The footage documenting the decline was familiar: beautiful churches left in ruins; grand old movie theaters rotting and festering; abandoned industrial buildings; vacant homes; and empty lots. The scale of the city was familiar as well, but the depth and breadth of the devastation was not. It was not just “a church” whose charred remains were still standing, but “the” church in the center of town. The Palace theater was not just empty and decaying, it was open to the elements and was unrecognizable. The all-encompassing squalor was beyond anything I had seen.
The rapidity of the collapse still has my head spinning. In some cases only a few decades separated elaboration from eradication. The contrast to the fractal rejuvenation that can be seen here was telling. No plans, big or small, seem to have been fully elaborated: A solitary convention center connects to nothing via a pedestrian bridge to nowhere; an enormous 70’s vintage hotel sits completely empty; signs with the names of architects and politicians sit in front of vacant lots with no sign of development taking place behind them.
The real lesson was yet to arrive. As well meaning native sons and daughters of Gary were interviewed I felt a knot develop in my stomach. If only this or that had been done differently, if only the focus had been put on this pipe dream instead of that one. The film was made after the death of Gary native Michael Jackson’s death, but before the most recent, if unsurprising, accusations of pedophilia, so it was not just cringe-inducing, but sad to see arguments forming around the makeup of a Michael Jackson centered tourist megaplex knowing it amounted to debating how many moon-walkers could dance on the head of a pin.
With a nod to Chuck Marohn, no one else gives a damn about Gary, Indiana.
And no one else gives a damn about Springfield, Massachusetts.

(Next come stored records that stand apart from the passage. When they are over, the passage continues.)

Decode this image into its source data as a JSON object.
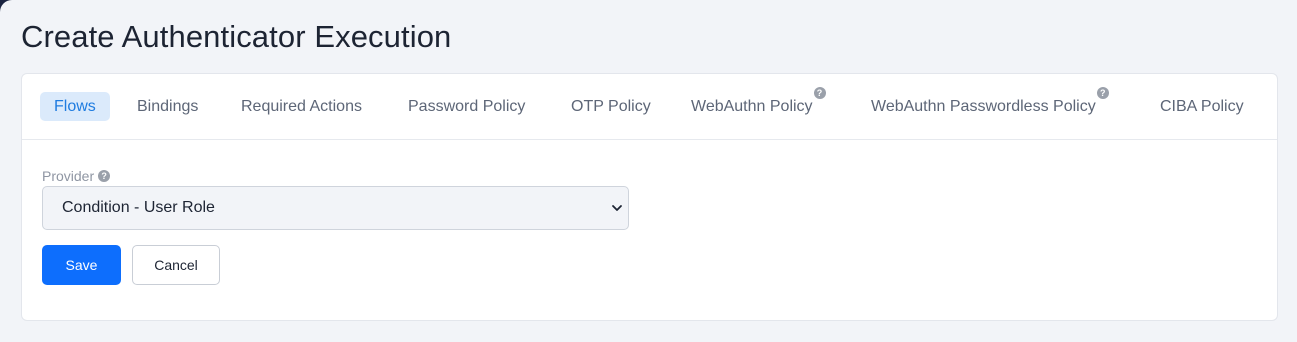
{
  "page": {
    "title": "Create Authenticator Execution"
  },
  "tabs": [
    {
      "label": "Flows",
      "active": true
    },
    {
      "label": "Bindings",
      "active": false
    },
    {
      "label": "Required Actions",
      "active": false
    },
    {
      "label": "Password Policy",
      "active": false
    },
    {
      "label": "OTP Policy",
      "active": false
    },
    {
      "label": "WebAuthn Policy",
      "active": false,
      "help_icon": "help-icon"
    },
    {
      "label": "WebAuthn Passwordless Policy",
      "active": false,
      "help_icon": "help-icon"
    },
    {
      "label": "CIBA Policy",
      "active": false
    }
  ],
  "form": {
    "provider_label": "Provider",
    "provider_help_icon": "help-icon",
    "provider_value": "Condition - User Role",
    "select_icon": "chevron-down-icon"
  },
  "buttons": {
    "save_label": "Save",
    "cancel_label": "Cancel"
  },
  "colors": {
    "accent": "#0d6efd",
    "active_tab_bg": "#dbeafb",
    "active_tab_text": "#1f7ce0",
    "page_bg": "#f2f4f8"
  }
}
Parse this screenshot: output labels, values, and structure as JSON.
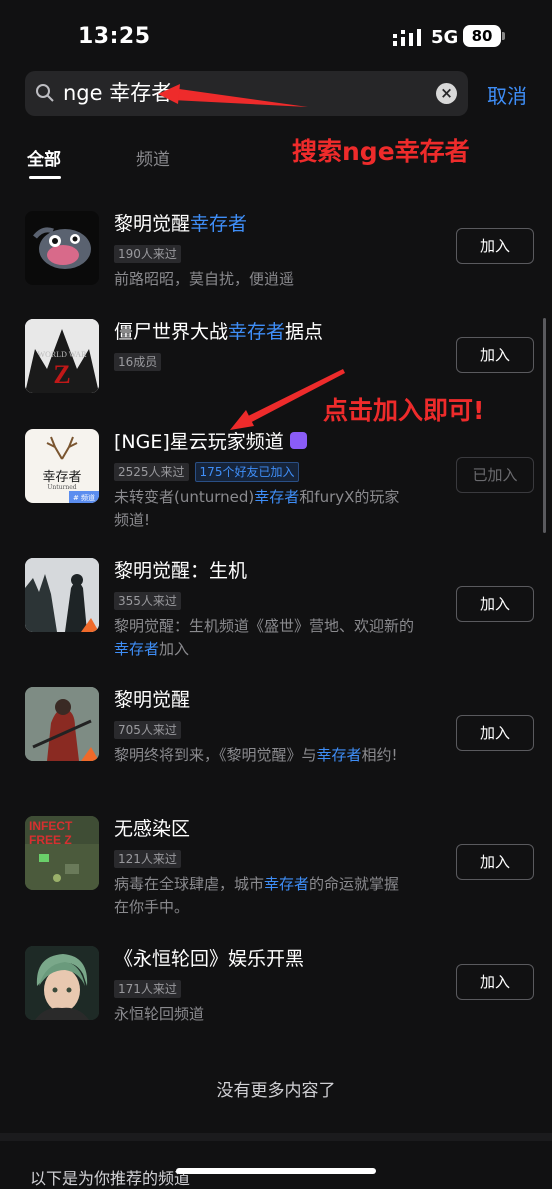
{
  "status": {
    "time": "13:25",
    "network": "5G",
    "battery": "80"
  },
  "search": {
    "query": "nge 幸存者",
    "cancel": "取消"
  },
  "tabs": [
    {
      "label": "全部"
    },
    {
      "label": "频道"
    }
  ],
  "annotations": {
    "search_note": "搜索nge幸存者",
    "join_note": "点击加入即可!"
  },
  "results": [
    {
      "title": "黎明觉醒",
      "title_hl": "幸存者",
      "title_rest": "",
      "tags": [
        "190人来过"
      ],
      "friend_tag": "",
      "desc": "前路昭昭，莫自扰，便逍遥",
      "desc_hl": "",
      "desc_rest": "",
      "button": "加入",
      "joined": false
    },
    {
      "title": "僵尸世界大战",
      "title_hl": "幸存者",
      "title_rest": "据点",
      "tags": [
        "16成员"
      ],
      "friend_tag": "",
      "desc": "",
      "desc_hl": "",
      "desc_rest": "",
      "button": "加入",
      "joined": false
    },
    {
      "title": "[NGE]星云玩家频道",
      "title_hl": "",
      "title_rest": "",
      "tags": [
        "2525人来过"
      ],
      "friend_tag": "175个好友已加入",
      "desc": "未转变者(unturned)",
      "desc_hl": "幸存者",
      "desc_rest": "和furyX的玩家频道!",
      "button": "已加入",
      "joined": true
    },
    {
      "title": "黎明觉醒：生机",
      "title_hl": "",
      "title_rest": "",
      "tags": [
        "355人来过"
      ],
      "friend_tag": "",
      "desc": "黎明觉醒：生机频道《盛世》营地、欢迎新的",
      "desc_hl": "幸存者",
      "desc_rest": "加入",
      "button": "加入",
      "joined": false
    },
    {
      "title": "黎明觉醒",
      "title_hl": "",
      "title_rest": "",
      "tags": [
        "705人来过"
      ],
      "friend_tag": "",
      "desc": "黎明终将到来，《黎明觉醒》与",
      "desc_hl": "幸存者",
      "desc_rest": "相约!",
      "button": "加入",
      "joined": false
    },
    {
      "title": "无感染区",
      "title_hl": "",
      "title_rest": "",
      "tags": [
        "121人来过"
      ],
      "friend_tag": "",
      "desc": "病毒在全球肆虐，城市",
      "desc_hl": "幸存者",
      "desc_rest": "的命运就掌握在你手中。",
      "button": "加入",
      "joined": false
    },
    {
      "title": "《永恒轮回》娱乐开黑",
      "title_hl": "",
      "title_rest": "",
      "tags": [
        "171人来过"
      ],
      "friend_tag": "",
      "desc": "永恒轮回频道",
      "desc_hl": "",
      "desc_rest": "",
      "button": "加入",
      "joined": false
    }
  ],
  "avatar_texts": {
    "ww_top": "WORLD WAR",
    "ww_letter": "Z",
    "nge_name": "幸存者",
    "nge_sub": "Unturned",
    "nge_badge": "# 频道",
    "infect_1": "INFECT",
    "infect_2": "FREE Z"
  },
  "footer": {
    "no_more": "没有更多内容了",
    "recommend": "以下是为你推荐的频道"
  }
}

These well meaning interviewees couldn’t help but see Gary through their own hopelessly maternal perspective; “Of course your friends would love to buy Tupperware, and Amway products from you, or have a convention in your convention center, or relocate their headquarters to your industrial park, honey.”

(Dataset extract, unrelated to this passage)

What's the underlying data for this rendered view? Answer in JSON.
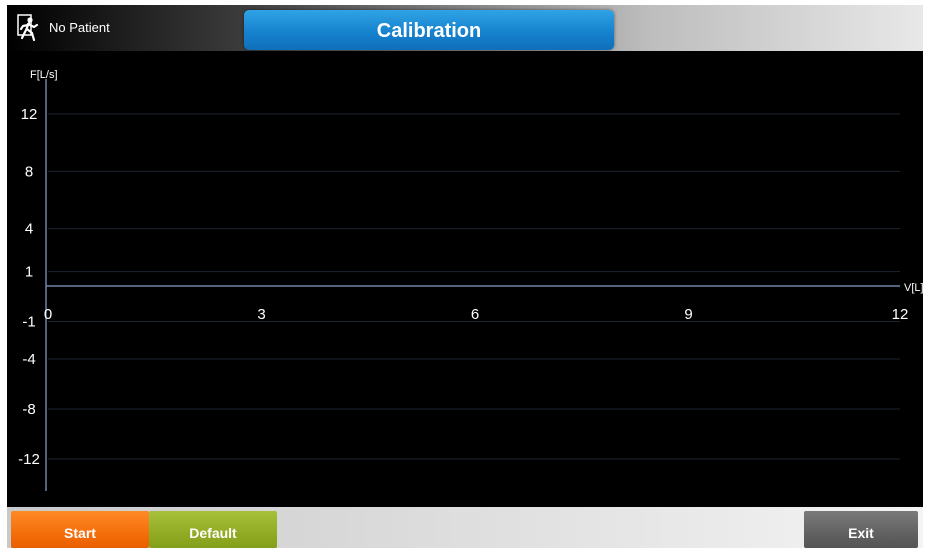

Pity purchases are the kiss of death. It’s cruel. Every time, and there have been many, I have purchased something from a shop because I wanted to wish them well not because I really wanted what I was buying, that place has gone out of business almost immediately. The same holds for the broader community, if we aren’t well set up to succeed on our merits no amount of charity will save us.
I try to make things better here because, well, I want to be here, and what’s the other option? What will save Springfield or Gary, or seal their fate, will be forces beyond my control, and beyond the control of any professor at Indiana University Northwest. It’s been a while since I’ve said it, so it bears repeating: All of the trends, demographic, economic, social, and cultural, have been working against places like Springfield (and Gary) for decades now. If Springfield were in the Sun Belt, or had a major research University, or was 30 miles from New York or Boston, it would be more likely to be thriving today. It’s not, it doesn’t, and it isn’t.

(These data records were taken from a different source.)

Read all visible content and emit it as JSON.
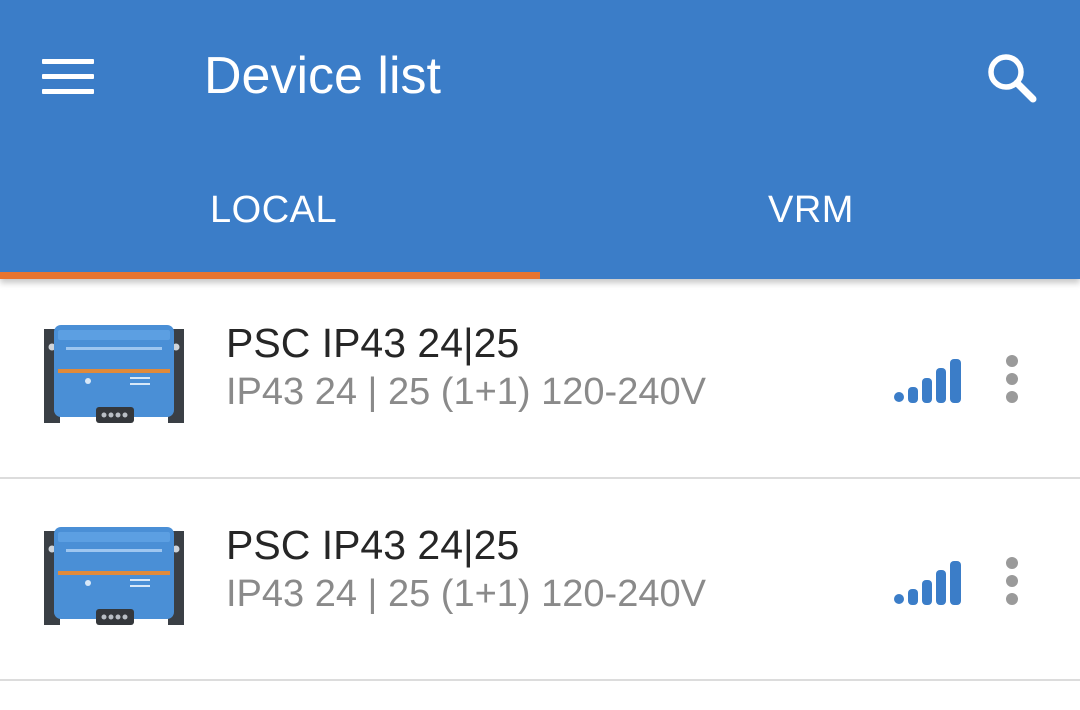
{
  "header": {
    "menu_icon": "menu-icon",
    "title": "Device list",
    "search_icon": "search-icon",
    "background_color": "#3b7dc8",
    "text_color": "#ffffff"
  },
  "tabs": [
    {
      "label": "LOCAL",
      "selected": true
    },
    {
      "label": "VRM",
      "selected": false
    }
  ],
  "tab_indicator_color": "#e8742f",
  "devices": [
    {
      "name": "PSC IP43 24|25",
      "description": "IP43 24 | 25 (1+1) 120-240V",
      "image_icon": "charger-device-image",
      "signal_icon": "signal-strength-icon",
      "signal_bars": 5,
      "more_icon": "more-vertical-icon"
    },
    {
      "name": "PSC IP43 24|25",
      "description": "IP43 24 | 25 (1+1) 120-240V",
      "image_icon": "charger-device-image",
      "signal_icon": "signal-strength-icon",
      "signal_bars": 5,
      "more_icon": "more-vertical-icon"
    }
  ],
  "colors": {
    "signal": "#3b7dc8",
    "device_body": "#4a8fd6",
    "device_orange": "#e08a3a",
    "divider": "#dcdcdc",
    "more_icon": "#9a9a9a"
  }
}
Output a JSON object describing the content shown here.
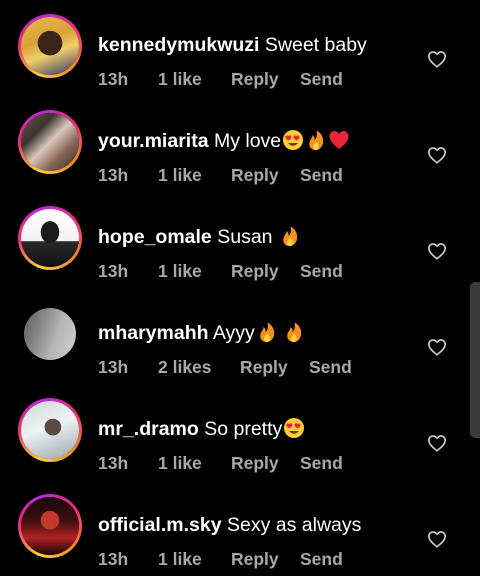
{
  "comments": [
    {
      "username": "kennedymukwuzi",
      "text": "Sweet baby",
      "time": "13h",
      "likes": "1 like",
      "reply": "Reply",
      "send": "Send",
      "emojis": []
    },
    {
      "username": "your.miarita",
      "text": "My love",
      "time": "13h",
      "likes": "1 like",
      "reply": "Reply",
      "send": "Send",
      "emojis": [
        "heart-eyes-emoji",
        "fire-emoji",
        "red-heart-emoji"
      ]
    },
    {
      "username": "hope_omale",
      "text": "Susan ",
      "time": "13h",
      "likes": "1 like",
      "reply": "Reply",
      "send": "Send",
      "emojis": [
        "fire-emoji"
      ]
    },
    {
      "username": "mharymahh",
      "text": "Ayyy",
      "time": "13h",
      "likes": "2 likes",
      "reply": "Reply",
      "send": "Send",
      "emojis": [
        "fire-emoji",
        "fire-emoji"
      ]
    },
    {
      "username": "mr_.dramo",
      "text": "So pretty",
      "time": "13h",
      "likes": "1 like",
      "reply": "Reply",
      "send": "Send",
      "emojis": [
        "heart-eyes-emoji"
      ]
    },
    {
      "username": "official.m.sky",
      "text": "Sexy as always",
      "time": "13h",
      "likes": "1 like",
      "reply": "Reply",
      "send": "Send",
      "emojis": []
    }
  ],
  "colors": {
    "background": "#000000",
    "secondary_text": "#a8a8a8",
    "story_ring": [
      "#f9ce34",
      "#ee2a7b",
      "#b82ad6"
    ]
  }
}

Making good decisions where we have the power to make them is what we need to do and where we need to place our focus. I don’t share the phobia regarding mega projects that some people have; as I have explained before nearly all of our local mega projects have proved to be successful. That doesn’t mean that anyone should expect any one or even any handful of developments will transform the city; only the reversal of the aforementioned trends or Springfield being subsumed in the New York-Boston Mega Region would force such a change.
What is interesting is how Springfield has slowly crept up to the middle tier of mid sized cities in the United States in terms of population growth, economic growth, and other relevant data points. We aren’t on anyone’s top 20 list, we’re not the up and coming-est, but it feels like things are headed in a positive direction. The middle is nice. The “rocking chair”. I’ll settle for staying off the radar.